Las bombas se alejan
Diecisiete, dieciocho, diecinueve, veinte. Ahora el mar se eleva en las miras, ahora se ven las azoteas. Dos aviones menores bordean el corredor con humo, el bombardero principal arroja su carga y otros once siguen su ejemplo. Las bombas caen en diagonal; los aviones suben y se despliegan.
El fondo del cielo se oscurece y el tío abuelo de Marie-Laure, encerrado junto a otros cientos de personas en el Fuerte Nacional que se encuentra a medio kilómetro de la playa, entorna los ojos hacia arriba y piensa: «Langostas». En su memoria un proverbio del Antiguo Testamento se desprende de la telaraña de las clases de la parroquia: «Las langostas no tienen rey, pero todas salen agrupadas en rangos».
Una horda endemoniada, una lluvia de sacos de judías, cien rosarios rotos en el aire. Hay miles de metáforas pero todas resultan inadecuadas: cuarenta bombas por avión, cuatrocientas ochenta bombas en total, treinta mil kilos de explosivos.

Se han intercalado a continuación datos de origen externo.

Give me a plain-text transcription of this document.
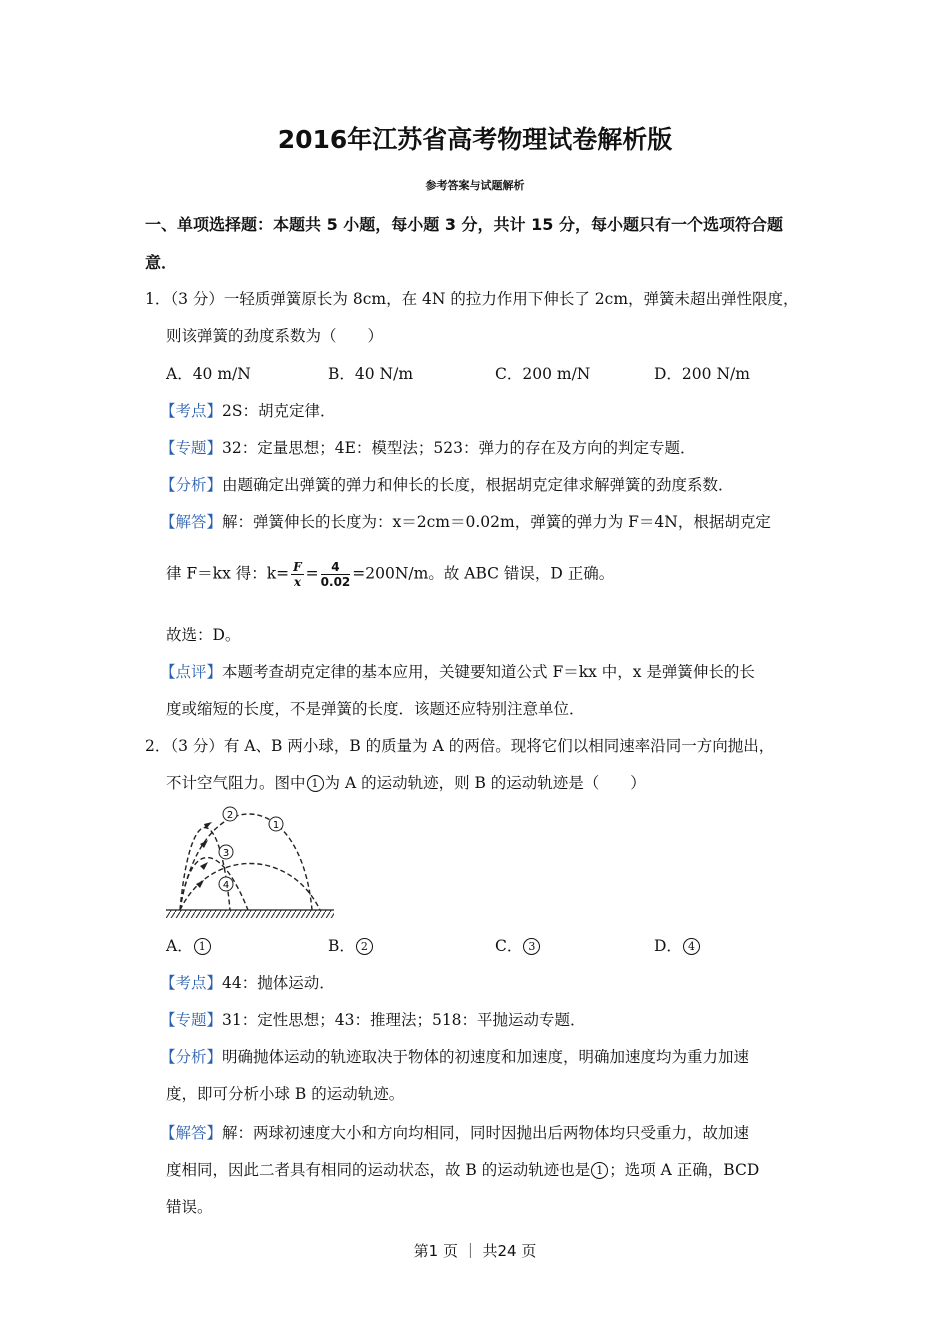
2016年江苏省高考物理试卷解析版
参考答案与试题解析
一、单项选择题：本题共 5 小题，每小题 3 分，共计 15 分，每小题只有一个选项符合题
意．
1．（3 分）一轻质弹簧原长为 8cm，在 4N 的拉力作用下伸长了 2cm，弹簧未超出弹性限度，
则该弹簧的劲度系数为（　　）
A．40 m/N	B．40 N/m	C．200 m/N	D．200 N/m
【考点】2S：胡克定律．
【专题】32：定量思想；4E：模型法；523：弹力的存在及方向的判定专题．
【分析】由题确定出弹簧的弹力和伸长的长度，根据胡克定律求解弹簧的劲度系数．
【解答】解：弹簧伸长的长度为：x＝2cm＝0.02m，弹簧的弹力为 F＝4N，根据胡克定
律 F＝kx 得：$k= \frac{F}{x} = \frac{4}{0.02} =200N/m$。故 ABC 错误，D 正确。
故选：D。
【点评】本题考查胡克定律的基本应用，关键要知道公式 F＝kx 中，x 是弹簧伸长的长
度或缩短的长度，不是弹簧的长度．该题还应特别注意单位．
2．（3 分）有 A、B 两小球，B 的质量为 A 的两倍。现将它们以相同速率沿同一方向抛出，
不计空气阻力。图中 1 为 A 的运动轨迹，则 B 的运动轨迹是（　　）
2
1
3
4
A． 1	B． 2	C． 3	D． 4
【考点】44：抛体运动．
【专题】31：定性思想；43：推理法；518：平抛运动专题．
【分析】明确抛体运动的轨迹取决于物体的初速度和加速度，明确加速度均为重力加速
度，即可分析小球 B 的运动轨迹。
【解答】解：两球初速度大小和方向均相同，同时因抛出后两物体均只受重力，故加速
度相同，因此二者具有相同的运动状态，故 B 的运动轨迹也是 1 ；选项 A 正确，BCD
错误。
第1 页 ｜ 共24 页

Una avalancha desciende sobre la ciudad. Un huracán. Las tazas caen de las estanterías, los cuadros se sueltan de los clavos. Un cuarto de segundo después, se dejan de oír las sirenas, todo se vuelve inaudible. El rugido se vuelve tan fuerte que parece capaz de separar las membranas del tímpano en el oído medio.
Los cañones antiaéreos disparan sus últimos proyectiles. Doce bombarderos se repliegan y regresan a salvo en la noche azul.
En el sexto piso del número 4 de la rue Vauborel, Marie-Laure gatea hasta esconderse bajo la cama y aprieta la piedra y la casa en miniatura contra su pecho.
En el sótano que hay debajo del hotel de Las Abejas, la única bombilla en el techo parpadea hasta apagarse.